This all stemmed from what Nixon did on that day and they've been meeting at Camp David and Sapphire wasn't high-ranking enough to have been in the meeting, but after the meeting broke up where Nixon decided and his advisors decided on this, he pulled aside his friend Herb Stein, who was chairman of the Council of Economic Advisors, and he said to Herb, you know, what happened?
And Herb Stein said, we've put price and wage controls on the economy.
The inflation rate, by the way, was far lower than it is right now.
He claimed that this was going to stop inflation and it was going to, with the closing of the gold window, the dollar was going to become sounder.
Of course, the typical government lies.
So Sapphire said to him, he said, how could you have done that?
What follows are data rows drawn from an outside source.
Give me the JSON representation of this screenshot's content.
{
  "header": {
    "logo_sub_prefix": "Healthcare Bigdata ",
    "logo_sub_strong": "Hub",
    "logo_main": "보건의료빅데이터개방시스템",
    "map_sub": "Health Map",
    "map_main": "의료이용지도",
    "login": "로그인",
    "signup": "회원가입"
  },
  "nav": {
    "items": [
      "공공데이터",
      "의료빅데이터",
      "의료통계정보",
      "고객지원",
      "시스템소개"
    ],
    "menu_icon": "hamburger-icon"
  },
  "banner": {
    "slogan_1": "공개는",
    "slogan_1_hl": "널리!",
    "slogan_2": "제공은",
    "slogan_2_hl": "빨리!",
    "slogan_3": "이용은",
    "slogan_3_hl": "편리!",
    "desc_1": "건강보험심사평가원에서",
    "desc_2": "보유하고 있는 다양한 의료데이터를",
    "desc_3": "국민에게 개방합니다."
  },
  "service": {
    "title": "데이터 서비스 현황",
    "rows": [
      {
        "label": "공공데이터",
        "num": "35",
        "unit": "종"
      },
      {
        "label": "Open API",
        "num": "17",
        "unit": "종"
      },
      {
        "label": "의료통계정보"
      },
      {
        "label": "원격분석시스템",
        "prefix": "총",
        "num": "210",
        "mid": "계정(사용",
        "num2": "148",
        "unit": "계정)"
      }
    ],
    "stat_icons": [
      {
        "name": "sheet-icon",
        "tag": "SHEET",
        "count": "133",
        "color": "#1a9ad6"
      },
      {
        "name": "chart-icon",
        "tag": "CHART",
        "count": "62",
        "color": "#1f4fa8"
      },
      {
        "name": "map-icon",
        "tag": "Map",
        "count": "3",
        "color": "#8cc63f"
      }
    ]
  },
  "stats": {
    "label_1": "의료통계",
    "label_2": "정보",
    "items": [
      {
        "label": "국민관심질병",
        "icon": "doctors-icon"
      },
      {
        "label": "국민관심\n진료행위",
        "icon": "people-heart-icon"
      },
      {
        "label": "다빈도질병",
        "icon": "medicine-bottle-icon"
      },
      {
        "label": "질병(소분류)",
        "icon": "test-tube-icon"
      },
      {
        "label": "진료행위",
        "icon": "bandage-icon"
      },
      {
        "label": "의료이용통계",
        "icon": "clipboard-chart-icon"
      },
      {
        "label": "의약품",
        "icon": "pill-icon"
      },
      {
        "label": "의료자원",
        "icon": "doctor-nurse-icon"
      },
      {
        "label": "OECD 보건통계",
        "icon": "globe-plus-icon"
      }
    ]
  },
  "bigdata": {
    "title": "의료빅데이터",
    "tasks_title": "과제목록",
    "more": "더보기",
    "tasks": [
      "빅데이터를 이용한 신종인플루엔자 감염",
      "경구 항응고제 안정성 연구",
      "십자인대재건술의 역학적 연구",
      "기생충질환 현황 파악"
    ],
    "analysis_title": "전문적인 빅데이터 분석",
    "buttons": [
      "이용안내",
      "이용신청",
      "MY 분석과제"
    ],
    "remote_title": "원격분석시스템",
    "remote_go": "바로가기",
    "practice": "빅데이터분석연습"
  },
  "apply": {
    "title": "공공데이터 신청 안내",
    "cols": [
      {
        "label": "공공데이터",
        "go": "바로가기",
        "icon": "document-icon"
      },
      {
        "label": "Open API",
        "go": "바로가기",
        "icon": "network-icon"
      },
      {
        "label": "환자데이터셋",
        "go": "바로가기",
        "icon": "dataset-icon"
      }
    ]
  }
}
You know that price and wage controls don't work.
And Stein said to him, I know they don't work, but that was the most fun I've ever had.
It is participating in the ordering of people and potential jailing of people for raising prices.
Yeah, only to keep up with what the government had done to their money in the first place.
So this is, but this is what people going to the government like, this sort of stuff.
They like being, they like having us all in a cage and they like the torturing and they like taxing and they like spying.
Very bad bunch of people in the government.
Paul Begala, who worked for Bill Clinton, once said, hey, stroke of the pen, law of the land.
Pretty cool.
He did indeed say that.
And of course, I was reminded the other day, you know, we think about these signing statements where the president or the dictator says, by the way, although I'm signing this law, I'm nullifying the following parts and I'm interpreting other parts in the following way, like in like Caesar Augustus and the Roman Senate.
So this didn't begin with George W. Bush, although he is the worst.
He's done more of it than any of the others.
Each one of these presidents gets worse and worse.
The dictatorship becomes more, more open and more, more pervasive.
But Clinton did a lot of these signing statements, too.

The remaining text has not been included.